Les tensions au sein d’OpenAI se révèlent

La première est que la manière dont OpenAI sécurise ses produits est loin de faire l’unanimité. Lors de son départ, Jan Leike n’a pas mâché ses mots, assurant que depuis plusieurs mois, son équipe avait "du mal à se faire entendre" et à obtenir la puissance de calcul nécessaire pour mener les travaux qu’il jugeait nécessaire. "Construire des machines plus intelligentes que l’homme est une entreprise par essence risquée. OpenAI assume une immense responsable au nom de l’humanité tout entière. Mais développer des produits tape-à-l’œil a pris le pas sur notre culture de la sécurité ces dernières années", a-t-il affirmé dans un post véhément sur X. Jan Leike a d’ailleurs rejoint Dario et Daniela Amodei, deux anciens d’OpenAI qui ont monté Anthropic, un concurrent direct de ce dernier, censé être plus investi dans la sécurité de l’IA.
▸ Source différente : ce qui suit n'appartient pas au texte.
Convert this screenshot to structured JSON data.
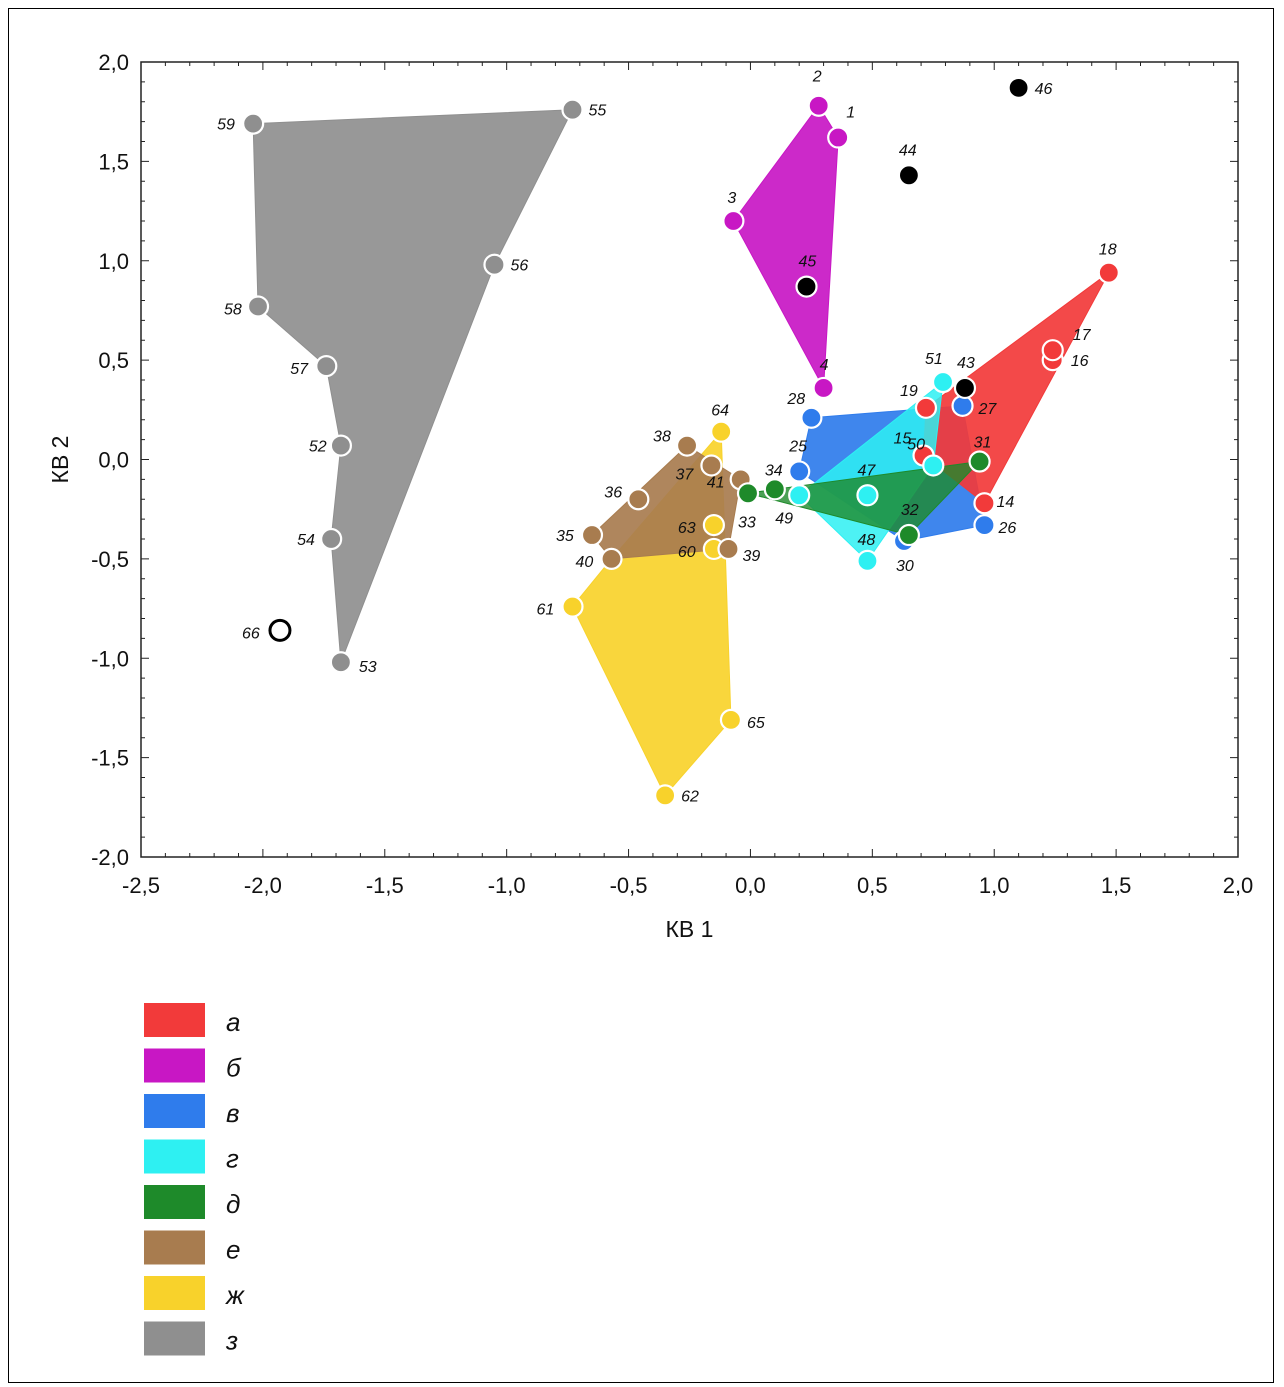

Ces départs en série montrent aussi qu’Altman est pris à son propre jeu. Le dirigeant d’OpenAI ne s’est pas contenté d’exhiber les prouesses - bien réelles - de ses grands modèles de langage. Il a fait miroiter au monde l’arrivée imminente d’IA surpuissantes, bien plus intelligentes que l’humain. Une stratégie questionnable qui a participé à créer un prodigieux engouement autour de l’IA générative. Et a déclenché une intense guerre des cerveaux. Les talents de l’IA se font débaucher à coups de gros chèques. Et voient des investisseurs effrayés de rater le train de l’IA leur offrir les yeux fermés des financements généreux pour monter leur start-up. Pas simple de retenir ses employés dans ces conditions.
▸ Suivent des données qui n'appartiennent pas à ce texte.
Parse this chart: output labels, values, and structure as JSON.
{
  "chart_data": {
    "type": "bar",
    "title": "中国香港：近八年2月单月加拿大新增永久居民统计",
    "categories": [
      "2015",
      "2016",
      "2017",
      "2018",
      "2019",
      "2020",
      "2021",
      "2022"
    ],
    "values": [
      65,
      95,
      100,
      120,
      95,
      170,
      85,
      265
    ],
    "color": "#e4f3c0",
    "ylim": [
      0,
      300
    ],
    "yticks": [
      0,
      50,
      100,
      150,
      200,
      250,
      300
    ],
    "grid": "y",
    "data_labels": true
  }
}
Dans les mois qui viennent, la frénésie autour des start-up IA devrait s’atténuer. Il devient de plus en plus clair que seule une fraction d’entre elles a de réelles chances de passer un jour le mur de la rentabilité. Les investisseurs ne signeront pas éternellement des chèques en blanc aux jeunes pousses. Et une concentration s’opérera. Elle a d’une certaine manière déjà commencé, comme le montrent les accords qu’Amazon, Microsoft et Google ont respectivement passés avec Adept, Inflection AI et Character AI.
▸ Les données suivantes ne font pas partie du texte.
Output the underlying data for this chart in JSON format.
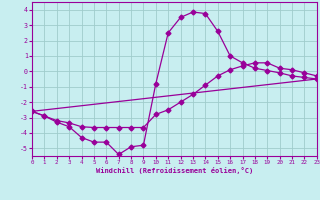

OpenAI doit cependant rester sur ses gardes. Ces dernières années, le rouleau compresseur Microsoft a aplani sa route, en mettant à sa disposition de considérables ressources (puissance de calcul, financements, etc.). En tout, le géant tech a investi 13 milliards de dollars dans la pépite de l'IA en échange de 49% de ses parts. Depuis le mélodrame de novembre dernier, Satya Nadella a toutefois compris qu’il ne devait pas mettre tous ses œufs dans le même panier. Microsoft a depuis investi dans le français Mistral AI ainsi que dans la start-up émiratie G42. Le groupe développe aussi ses propres IA (les mini-modèles Phi mais aussi MAI-1 un modèle de bien plus grande envergure selon The Information). En août, dans une déclaration à la SEC, Microsoft a d’ailleurs pour la première fois désigné OpenAI comme "un concurrent". La lune de miel est finie.